23rd Apr2020

‘A Nun’s Curse’ Review

by Dom Hastings

Stars: Felissa Rose, Damian Maffei, Gunner Willis, Kristi Ray, Jason Vail, Erika Edwards | Written and Directed by Tommy Faircloth

“Prisoners begged for mercy…they got nun.”

In horror cinema, groups of young adults always seem to find themselves entering spooky or abandoned locations… Will they ever learn?

Opening in a palette of creepy-cool midnight blue, Ashley-Kae (Erika Edwards) retells her nighttime childhood entailing her fear of the terrifying Sister Monday (Felissa Rose) hidden under the bed, in her closet, and in her head. In the present day, however, she leads a group consisting of her sister, her sister’s boyfriend, and a classmate. At first, in Ashley being a keen photographer, the group take a stop on their travels (much to the dismay of the sister and her boyfriend), so that Ashley is able to capture a few shots for her thesis, but that isn’t her only desire. Only a short distance away is an abandoned prison… Unlike other abandoned prisons, this one is special because during its operation, Sister Monday murdered the inmates.

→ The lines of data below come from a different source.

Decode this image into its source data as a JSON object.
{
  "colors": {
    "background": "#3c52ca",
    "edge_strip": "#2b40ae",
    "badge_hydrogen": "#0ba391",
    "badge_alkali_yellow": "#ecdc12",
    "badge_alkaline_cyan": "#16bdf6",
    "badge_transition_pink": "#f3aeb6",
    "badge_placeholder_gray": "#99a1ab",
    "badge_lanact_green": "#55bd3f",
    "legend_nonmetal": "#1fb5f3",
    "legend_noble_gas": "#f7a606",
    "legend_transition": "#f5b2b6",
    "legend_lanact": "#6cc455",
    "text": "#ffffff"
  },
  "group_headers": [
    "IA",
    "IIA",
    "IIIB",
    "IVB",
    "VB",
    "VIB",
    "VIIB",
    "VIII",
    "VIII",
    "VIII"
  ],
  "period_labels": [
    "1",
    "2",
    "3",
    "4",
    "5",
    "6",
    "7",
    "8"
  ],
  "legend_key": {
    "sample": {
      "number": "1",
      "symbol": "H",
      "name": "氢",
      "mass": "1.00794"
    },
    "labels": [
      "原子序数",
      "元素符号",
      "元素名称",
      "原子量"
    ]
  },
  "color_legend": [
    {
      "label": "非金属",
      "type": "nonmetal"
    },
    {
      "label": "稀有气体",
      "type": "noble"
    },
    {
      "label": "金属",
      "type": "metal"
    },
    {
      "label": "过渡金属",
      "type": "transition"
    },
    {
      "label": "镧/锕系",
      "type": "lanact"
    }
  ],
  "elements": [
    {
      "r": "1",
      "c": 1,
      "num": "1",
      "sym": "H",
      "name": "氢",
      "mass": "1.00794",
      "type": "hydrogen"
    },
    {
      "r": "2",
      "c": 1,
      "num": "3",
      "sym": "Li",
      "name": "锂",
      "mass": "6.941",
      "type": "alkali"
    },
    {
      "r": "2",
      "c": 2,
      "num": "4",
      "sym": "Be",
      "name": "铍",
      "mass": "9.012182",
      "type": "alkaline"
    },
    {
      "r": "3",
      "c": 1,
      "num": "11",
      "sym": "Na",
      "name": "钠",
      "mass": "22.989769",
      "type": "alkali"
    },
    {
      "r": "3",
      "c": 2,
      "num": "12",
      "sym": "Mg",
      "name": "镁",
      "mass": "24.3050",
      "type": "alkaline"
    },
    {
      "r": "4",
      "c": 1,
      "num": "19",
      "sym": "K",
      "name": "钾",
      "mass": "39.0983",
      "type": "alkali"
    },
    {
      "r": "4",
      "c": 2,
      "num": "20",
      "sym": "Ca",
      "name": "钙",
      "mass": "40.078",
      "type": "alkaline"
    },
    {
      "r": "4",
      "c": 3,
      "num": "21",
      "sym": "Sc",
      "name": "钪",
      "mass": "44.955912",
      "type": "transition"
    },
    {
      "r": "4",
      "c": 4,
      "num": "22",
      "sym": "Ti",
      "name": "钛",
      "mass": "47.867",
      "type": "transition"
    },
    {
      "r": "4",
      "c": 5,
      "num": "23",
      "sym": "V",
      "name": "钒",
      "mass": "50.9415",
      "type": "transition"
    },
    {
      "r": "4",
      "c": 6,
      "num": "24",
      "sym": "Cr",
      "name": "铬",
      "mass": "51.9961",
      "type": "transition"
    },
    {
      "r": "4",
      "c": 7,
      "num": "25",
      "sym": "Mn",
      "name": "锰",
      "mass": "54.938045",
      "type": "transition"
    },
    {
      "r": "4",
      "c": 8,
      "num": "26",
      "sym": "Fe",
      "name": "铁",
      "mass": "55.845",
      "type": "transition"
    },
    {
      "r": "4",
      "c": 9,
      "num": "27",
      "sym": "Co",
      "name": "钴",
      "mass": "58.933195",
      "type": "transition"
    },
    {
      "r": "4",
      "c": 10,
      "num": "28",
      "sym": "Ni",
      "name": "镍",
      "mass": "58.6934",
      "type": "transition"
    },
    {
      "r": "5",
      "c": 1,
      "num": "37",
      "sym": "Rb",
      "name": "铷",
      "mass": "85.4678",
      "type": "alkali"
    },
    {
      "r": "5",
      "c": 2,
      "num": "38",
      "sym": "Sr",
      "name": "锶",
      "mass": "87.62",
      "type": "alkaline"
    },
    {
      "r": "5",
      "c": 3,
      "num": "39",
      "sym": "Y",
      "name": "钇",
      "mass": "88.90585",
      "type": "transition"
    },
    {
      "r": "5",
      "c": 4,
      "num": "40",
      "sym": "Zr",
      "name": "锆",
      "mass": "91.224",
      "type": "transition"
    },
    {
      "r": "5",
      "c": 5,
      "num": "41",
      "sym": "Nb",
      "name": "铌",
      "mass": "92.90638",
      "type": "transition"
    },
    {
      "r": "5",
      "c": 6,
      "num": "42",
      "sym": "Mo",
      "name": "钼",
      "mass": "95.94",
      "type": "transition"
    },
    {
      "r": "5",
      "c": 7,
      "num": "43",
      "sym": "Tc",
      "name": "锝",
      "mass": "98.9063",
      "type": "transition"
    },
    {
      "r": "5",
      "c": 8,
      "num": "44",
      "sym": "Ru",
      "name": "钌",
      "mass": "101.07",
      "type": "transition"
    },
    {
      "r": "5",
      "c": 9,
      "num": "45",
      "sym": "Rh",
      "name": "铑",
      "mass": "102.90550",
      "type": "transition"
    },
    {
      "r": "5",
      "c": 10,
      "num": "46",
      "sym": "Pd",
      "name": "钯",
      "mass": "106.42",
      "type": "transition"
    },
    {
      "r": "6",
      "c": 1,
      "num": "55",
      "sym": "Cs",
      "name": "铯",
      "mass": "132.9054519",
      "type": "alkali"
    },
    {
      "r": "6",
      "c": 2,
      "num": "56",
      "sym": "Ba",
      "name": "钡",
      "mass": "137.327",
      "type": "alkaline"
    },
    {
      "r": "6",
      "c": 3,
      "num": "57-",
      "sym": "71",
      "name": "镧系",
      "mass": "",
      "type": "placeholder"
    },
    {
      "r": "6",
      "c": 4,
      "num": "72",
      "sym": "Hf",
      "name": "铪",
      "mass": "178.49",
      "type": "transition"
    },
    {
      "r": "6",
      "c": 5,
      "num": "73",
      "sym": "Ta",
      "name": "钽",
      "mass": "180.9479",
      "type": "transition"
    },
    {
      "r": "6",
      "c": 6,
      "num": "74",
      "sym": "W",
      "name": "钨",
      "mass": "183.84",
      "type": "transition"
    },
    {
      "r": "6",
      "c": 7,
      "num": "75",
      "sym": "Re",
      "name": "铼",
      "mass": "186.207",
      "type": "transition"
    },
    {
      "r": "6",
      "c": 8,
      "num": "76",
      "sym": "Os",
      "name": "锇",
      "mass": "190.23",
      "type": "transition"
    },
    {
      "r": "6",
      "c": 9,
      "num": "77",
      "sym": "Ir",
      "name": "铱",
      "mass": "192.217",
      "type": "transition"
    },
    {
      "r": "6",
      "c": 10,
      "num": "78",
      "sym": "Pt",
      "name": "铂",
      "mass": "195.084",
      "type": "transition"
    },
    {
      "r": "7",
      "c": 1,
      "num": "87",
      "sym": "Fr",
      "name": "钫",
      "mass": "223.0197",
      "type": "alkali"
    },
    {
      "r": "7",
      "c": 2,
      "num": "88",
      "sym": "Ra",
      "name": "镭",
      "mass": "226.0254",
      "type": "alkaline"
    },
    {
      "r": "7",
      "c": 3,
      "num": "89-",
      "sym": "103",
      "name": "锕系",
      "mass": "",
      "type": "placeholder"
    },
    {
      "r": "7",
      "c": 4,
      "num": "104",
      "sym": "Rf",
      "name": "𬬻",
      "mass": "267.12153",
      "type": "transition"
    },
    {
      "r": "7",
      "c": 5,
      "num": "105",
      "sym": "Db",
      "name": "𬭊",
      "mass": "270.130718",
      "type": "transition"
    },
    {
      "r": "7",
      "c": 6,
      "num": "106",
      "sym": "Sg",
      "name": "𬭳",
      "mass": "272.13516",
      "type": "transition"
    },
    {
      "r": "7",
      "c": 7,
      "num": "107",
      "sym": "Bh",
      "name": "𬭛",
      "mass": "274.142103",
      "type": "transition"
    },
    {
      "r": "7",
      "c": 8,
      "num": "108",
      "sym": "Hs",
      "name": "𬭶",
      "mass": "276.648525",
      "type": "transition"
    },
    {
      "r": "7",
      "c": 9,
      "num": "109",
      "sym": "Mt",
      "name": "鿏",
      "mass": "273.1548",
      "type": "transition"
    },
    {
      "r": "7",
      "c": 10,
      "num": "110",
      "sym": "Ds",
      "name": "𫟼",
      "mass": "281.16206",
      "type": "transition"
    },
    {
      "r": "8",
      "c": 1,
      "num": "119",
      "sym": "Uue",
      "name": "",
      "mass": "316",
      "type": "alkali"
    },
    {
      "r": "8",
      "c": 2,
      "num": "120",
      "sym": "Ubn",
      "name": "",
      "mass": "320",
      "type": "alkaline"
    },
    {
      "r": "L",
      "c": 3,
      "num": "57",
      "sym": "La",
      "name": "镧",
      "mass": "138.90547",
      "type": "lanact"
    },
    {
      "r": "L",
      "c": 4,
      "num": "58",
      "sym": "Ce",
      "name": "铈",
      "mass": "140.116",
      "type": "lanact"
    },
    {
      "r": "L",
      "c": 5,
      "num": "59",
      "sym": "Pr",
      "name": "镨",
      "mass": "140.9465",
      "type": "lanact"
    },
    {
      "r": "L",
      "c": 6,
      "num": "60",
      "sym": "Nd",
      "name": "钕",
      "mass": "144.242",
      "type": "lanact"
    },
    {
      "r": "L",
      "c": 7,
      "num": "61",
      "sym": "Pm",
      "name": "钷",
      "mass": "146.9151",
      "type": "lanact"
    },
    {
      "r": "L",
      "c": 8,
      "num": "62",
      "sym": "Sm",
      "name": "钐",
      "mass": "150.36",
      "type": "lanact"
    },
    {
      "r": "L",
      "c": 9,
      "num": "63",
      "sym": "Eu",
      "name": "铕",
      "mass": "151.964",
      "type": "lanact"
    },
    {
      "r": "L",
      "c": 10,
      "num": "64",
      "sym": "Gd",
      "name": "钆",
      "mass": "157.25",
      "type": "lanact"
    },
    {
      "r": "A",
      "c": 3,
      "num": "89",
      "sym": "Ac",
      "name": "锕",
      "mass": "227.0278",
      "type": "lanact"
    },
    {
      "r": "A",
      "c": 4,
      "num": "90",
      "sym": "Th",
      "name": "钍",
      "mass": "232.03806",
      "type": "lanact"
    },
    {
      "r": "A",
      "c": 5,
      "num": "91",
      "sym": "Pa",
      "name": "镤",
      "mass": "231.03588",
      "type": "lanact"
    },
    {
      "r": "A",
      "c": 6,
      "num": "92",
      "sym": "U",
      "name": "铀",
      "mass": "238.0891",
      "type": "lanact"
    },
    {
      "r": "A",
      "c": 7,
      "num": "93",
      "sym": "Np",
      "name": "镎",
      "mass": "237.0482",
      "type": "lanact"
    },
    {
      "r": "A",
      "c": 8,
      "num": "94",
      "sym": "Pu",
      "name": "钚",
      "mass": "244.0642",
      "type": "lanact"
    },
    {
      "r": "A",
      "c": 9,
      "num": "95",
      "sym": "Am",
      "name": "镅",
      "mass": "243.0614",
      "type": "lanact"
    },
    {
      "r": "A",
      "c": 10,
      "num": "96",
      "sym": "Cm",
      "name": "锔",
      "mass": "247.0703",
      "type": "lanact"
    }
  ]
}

Anthony (Damian Maffei), being as clumsy as he is a humour merchant, loses his car keys for the group’s vehicle. Oh no… what a coincidence, it looks like they will have to travel to the abandoned prison after all to gain shelter and wait for help. Like Anthony, Ashley’s sister Gabby (Kristi Ray) is fuming over this unwanted diversion from their fancy cabin/summer house destination, whereas fellow student Michael (Gunner Willis) is cautious, but doesn’t really care. When they finally get to the prison, tensions begin to rise, and inevitably, they spit-up in pairs, and again into individuals when night-time occurs. During this potential night of terror, the real question is whether the prison’s haunting is legitimate or whether this is just Ashley’s fantasy.

On the outside, A Nun’s Curse has got stereotype after stereotype written all over it, however, that isn’t quite the case…thankfully. Instead of pursuing the easy one-by-one death commonly apparent in horrors featuring a group of young adults entering a suspicious, monster-inhabited location, we are instead presented with a more atmospheric, and almost psychological horror. The film does play out to suggest the former, but as A Nun’s Curse gradually transcends away from that mould, all predictions and expectations go out the window, thus establishing a much welcomed unpredictability.

On a technical level, A Nun’s Curse provides arguably some of the best night-time sequences witnessed in horror. A series of 3D-ish effects dripped in midnight blue, the outcomes range from Sister Monday in excruciatingly terrifying glory, and unmatched terror displayed by the prison’s guests, as they, like the viewer, delve deep into deadly mystery.

Ultimately, A Nun’s Curse is a fantastic achievement in low-budget filmmaking. At just over 70-minutes long, this horror is deep within a game of death as to whether the film is just too short, yet writer-director Tommy Faircloth (The Cabin, Dollface) successfully avoids the viewer notion of wanting more. If anything, the short running time poses no noticeability whatsoever during the entirety of A Nun’s Curse. Produced at a low budget also, it is not only a movie miracle that there is an ambiance of this film feeling like any other mainstream horror, but it is an intense and dedicated skill from the entire production team, and not at any point does this production feel cheap.

*** 3/5

A Nun’s Curse is released on May 12th, courtesy of Uncork’d Entertainment.